Débora se empertigou, não estava acreditando que depois de tudo o que aconteceu, Júlia estava propondo levar Lucas para se embebedar.
— É sério isso? Você vai levar o Lucas para beber?
— Beber não, se divertir— Júlia estica seus braços envolvendo Lucas e Débora entre eles. — É a primeira vez em anos que estamos os três solteiros, deveríamos aproveitar e sair muito, assim nenhum de vocês dois ficam em casa se lamentando pela vida e dos amores mal correspondidos. Prometo que não irão se arrepender.

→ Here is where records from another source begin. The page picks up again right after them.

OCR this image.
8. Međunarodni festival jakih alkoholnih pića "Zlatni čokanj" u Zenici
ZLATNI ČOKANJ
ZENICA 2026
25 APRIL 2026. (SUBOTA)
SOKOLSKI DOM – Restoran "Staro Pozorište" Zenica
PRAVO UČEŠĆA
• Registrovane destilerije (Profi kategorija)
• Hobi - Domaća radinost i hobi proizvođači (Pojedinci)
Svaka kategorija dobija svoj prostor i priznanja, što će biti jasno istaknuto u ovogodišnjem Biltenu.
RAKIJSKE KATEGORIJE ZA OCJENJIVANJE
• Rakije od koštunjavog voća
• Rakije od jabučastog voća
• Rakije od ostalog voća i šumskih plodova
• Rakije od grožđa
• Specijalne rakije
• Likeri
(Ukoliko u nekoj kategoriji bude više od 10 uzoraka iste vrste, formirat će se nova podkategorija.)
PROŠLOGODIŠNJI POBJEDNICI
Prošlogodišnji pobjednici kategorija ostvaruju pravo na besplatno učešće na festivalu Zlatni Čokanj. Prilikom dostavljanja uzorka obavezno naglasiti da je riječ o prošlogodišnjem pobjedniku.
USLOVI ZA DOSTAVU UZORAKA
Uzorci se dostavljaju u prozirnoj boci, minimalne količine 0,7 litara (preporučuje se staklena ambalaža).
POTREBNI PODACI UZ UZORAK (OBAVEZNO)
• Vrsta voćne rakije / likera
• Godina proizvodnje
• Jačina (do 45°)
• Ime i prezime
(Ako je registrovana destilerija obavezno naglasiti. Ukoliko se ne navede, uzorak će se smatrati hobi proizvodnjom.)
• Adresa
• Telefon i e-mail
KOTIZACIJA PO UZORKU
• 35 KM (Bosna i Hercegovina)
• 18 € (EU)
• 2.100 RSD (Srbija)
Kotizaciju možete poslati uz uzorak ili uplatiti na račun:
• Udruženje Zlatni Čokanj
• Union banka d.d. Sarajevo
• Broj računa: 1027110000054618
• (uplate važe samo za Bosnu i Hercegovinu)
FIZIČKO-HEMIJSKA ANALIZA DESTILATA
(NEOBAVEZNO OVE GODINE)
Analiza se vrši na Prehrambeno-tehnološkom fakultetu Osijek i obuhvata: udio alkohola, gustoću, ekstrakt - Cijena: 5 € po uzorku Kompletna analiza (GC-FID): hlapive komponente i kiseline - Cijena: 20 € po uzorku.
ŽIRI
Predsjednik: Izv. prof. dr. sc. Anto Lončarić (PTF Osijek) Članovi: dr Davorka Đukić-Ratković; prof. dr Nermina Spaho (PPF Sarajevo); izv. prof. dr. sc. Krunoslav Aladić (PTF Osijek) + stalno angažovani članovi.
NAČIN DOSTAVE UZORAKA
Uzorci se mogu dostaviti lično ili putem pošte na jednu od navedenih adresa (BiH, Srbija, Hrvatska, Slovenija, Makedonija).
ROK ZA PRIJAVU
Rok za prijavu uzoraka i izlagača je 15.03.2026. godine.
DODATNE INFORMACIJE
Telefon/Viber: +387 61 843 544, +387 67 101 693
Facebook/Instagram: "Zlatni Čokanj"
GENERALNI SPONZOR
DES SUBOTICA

Lucas e Débora se sentem relutantes, seria uma boa ideia ou não sair com Júlia?
— Vamos pensar no seu caso — Débora desvencilha dos braços de Júlia. — Deixa o Lucas em paz para colocar as ideias no lugar, depois vamos pensar nessa de sair, se divertir...

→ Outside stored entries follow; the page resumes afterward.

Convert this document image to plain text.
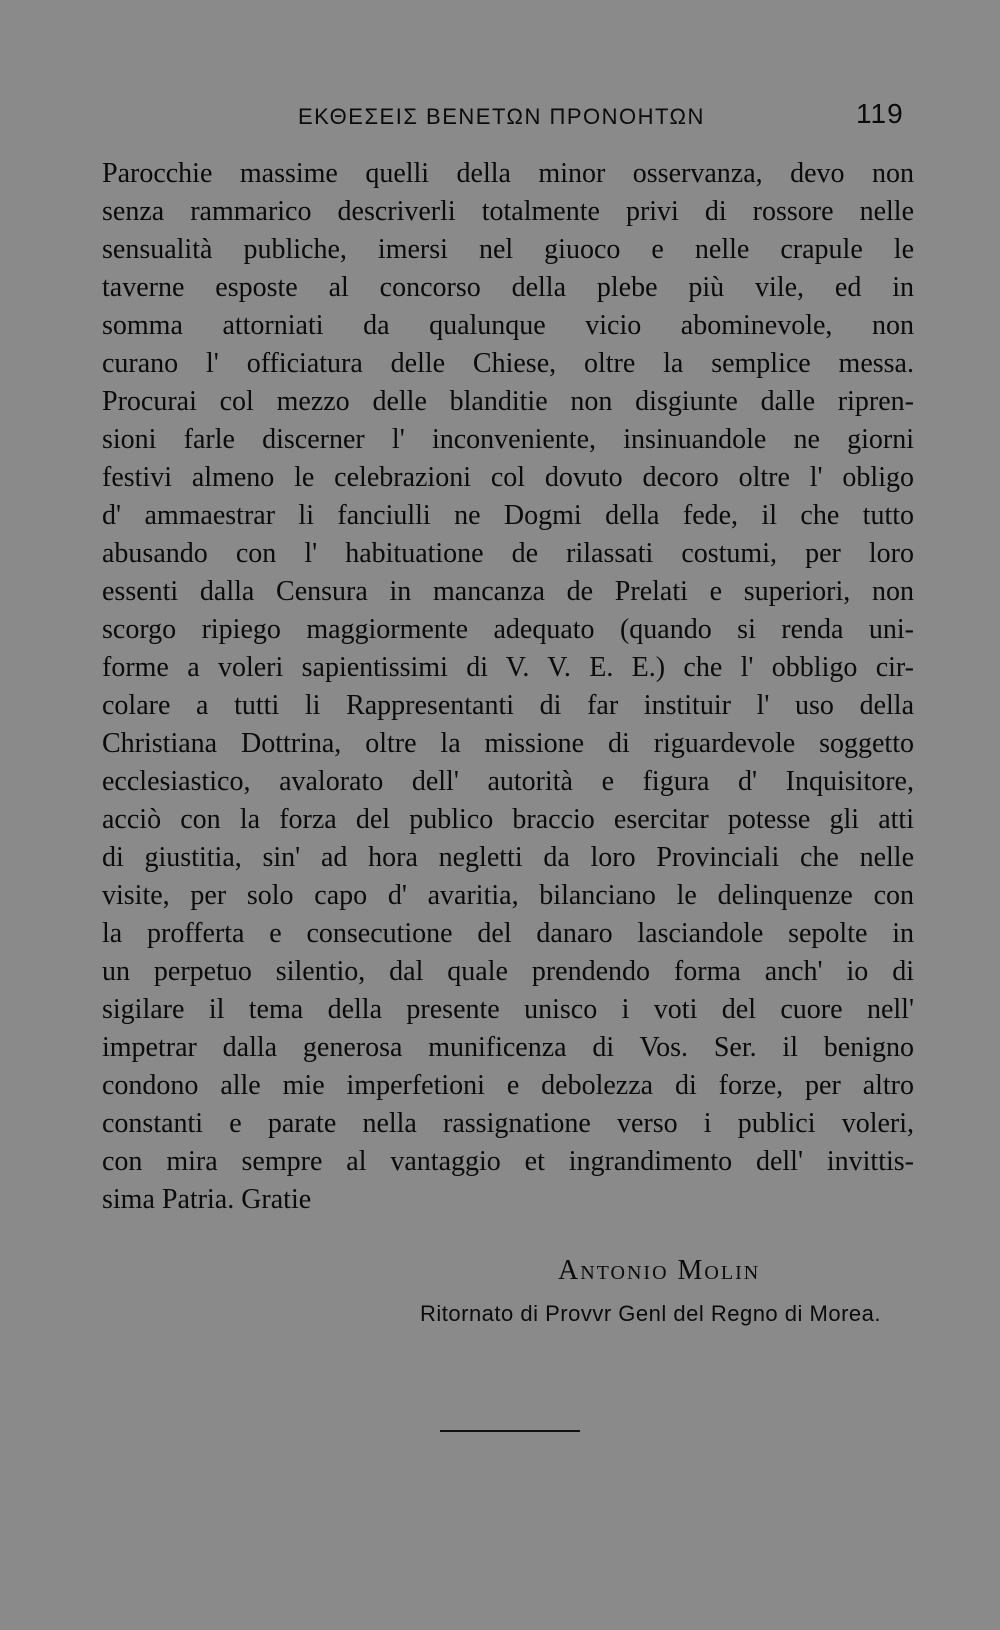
ΕΚΘΕΣΕΙΣ ΒΕΝΕΤΩΝ ΠΡΟΝΟΗΤΩΝ	119
Parocchie massime quelli della minor osservanza, devo non
senza rammarico descriverli totalmente privi di rossore nelle
sensualità publiche, imersi nel giuoco e nelle crapule le
taverne esposte al concorso della plebe più vile, ed in
somma attorniati da qualunque vicio abominevole, non
curano l' officiatura delle Chiese, oltre la semplice messa.
Procurai col mezzo delle blanditie non disgiunte dalle ripren-
sioni farle discerner l' inconveniente, insinuandole ne giorni
festivi almeno le celebrazioni col dovuto decoro oltre l' obligo
d' ammaestrar li fanciulli ne Dogmi della fede, il che tutto
abusando con l' habituatione de rilassati costumi, per loro
essenti dalla Censura in mancanza de Prelati e superiori, non
scorgo ripiego maggiormente adequato (quando si renda uni-
forme a voleri sapientissimi di V. V. E. E.) che l' obbligo cir-
colare a tutti li Rappresentanti di far instituir l' uso della
Christiana Dottrina, oltre la missione di riguardevole soggetto
ecclesiastico, avalorato dell' autorità e figura d' Inquisitore,
acciò con la forza del publico braccio esercitar potesse gli atti
di giustitia, sin' ad hora negletti da loro Provinciali che nelle
visite, per solo capo d' avaritia, bilanciano le delinquenze con
la profferta e consecutione del danaro lasciandole sepolte in
un perpetuo silentio, dal quale prendendo forma anch' io di
sigilare il tema della presente unisco i voti del cuore nell'
impetrar dalla generosa munificenza di Vos. Ser. il benigno
condono alle mie imperfetioni e debolezza di forze, per altro
constanti e parate nella rassignatione verso i publici voleri,
con mira sempre al vantaggio et ingrandimento dell' invittis-
sima Patria. Gratie
Antonio Molin
Ritornato di Provvr Genl del Regno di Morea.
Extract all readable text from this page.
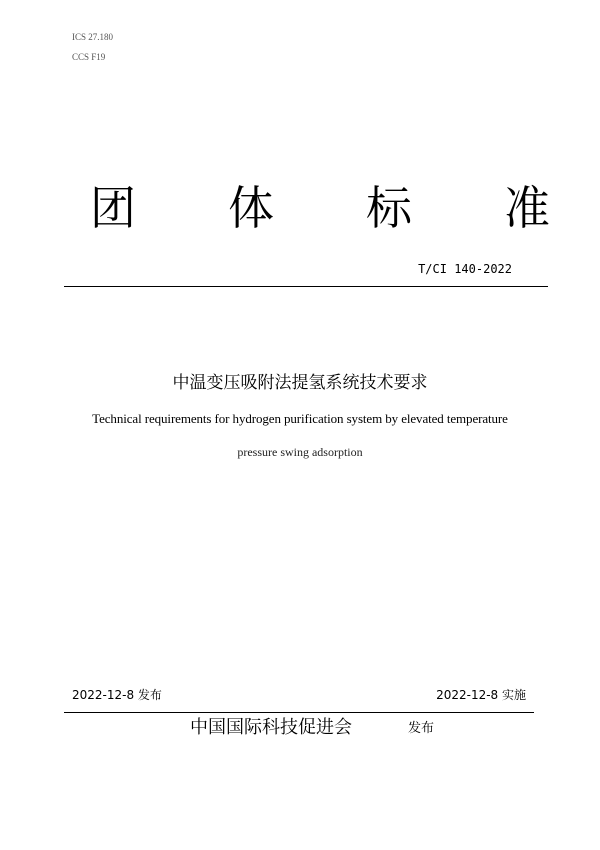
ICS 27.180
CCS F19
团 体 标 准
T/CI 140-2022
中温变压吸附法提氢系统技术要求
Technical requirements for hydrogen purification system by elevated temperature
pressure swing adsorption
2022-12-8 发布	2022-12-8 实施
中国国际科技促进会	发布
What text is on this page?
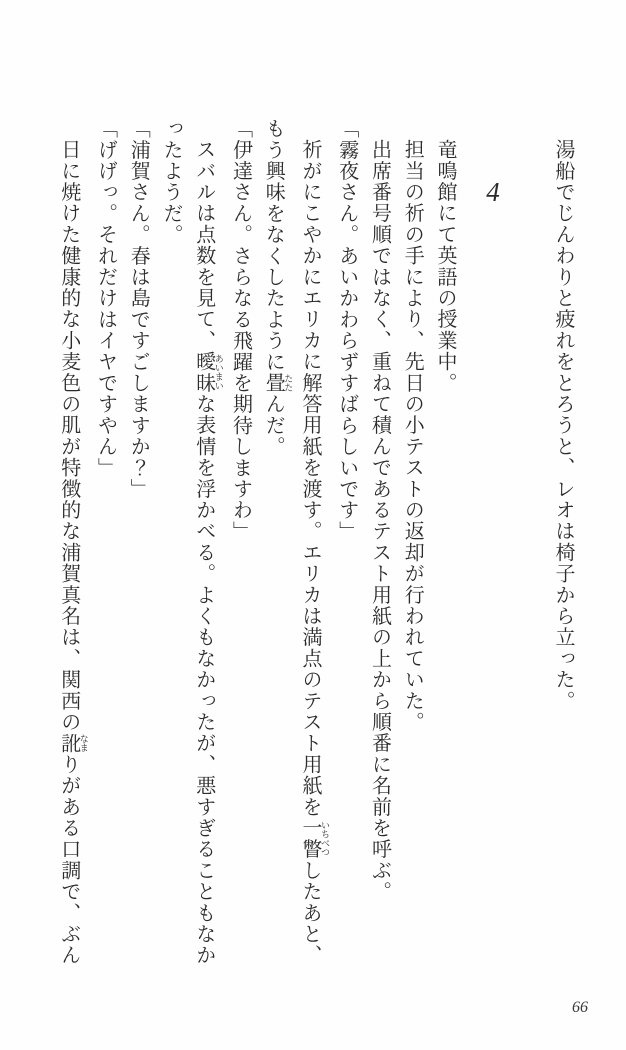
湯船でじんわりと疲れをとろうと、レオは椅子から立った。

4

竜鳴館にて英語の授業中。

担当の祈の手により、先日の小テストの返却が行われていた。

出席番号順ではなく、重ねて積んであるテスト用紙の上から順番に名前を呼ぶ。

「霧夜さん。あいかわらずすばらしいです」

祈がにこやかにエリカに解答用紙を渡す。エリカは満点のテスト用紙を一瞥 いちべつしたあと、

もう興味をなくしたように畳 たたんだ。

「伊達さん。さらなる飛躍を期待しますわ」

スバルは点数を見て、曖昧 あいまいな表情を浮かべる。よくもなかったが、悪すぎることもなか

ったようだ。

「浦賀さん。春は島ですごしますか？」

「げげっ。それだけはイヤですやん」

日に焼けた健康的な小麦色の肌が特徴的な浦賀真名は、関西の訛 なまりがある口調で、ぶん

66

— Eu vou, não tenho mais o que fazer mesmo — Lucas concorda. — Aliás, o melhor jeito para esquecer a Selena é beijando outras bocas.
— É disso que eu falo, família!
Júlia se levanta do sofá com um pulo, comemorando por ter convencido pelo menos um deles.
Débora maneia a cabeça para os lados rindo, convencida de que Júlia não mudaria nesse quesito. Festa e curtição estavam gravados em seu DNA.
Mas o problema maior estava em Lucas. De que forma ele lidaria com a traição, será que ele seria forte o suficiente para superar ou se afundaria de uma vez por todas?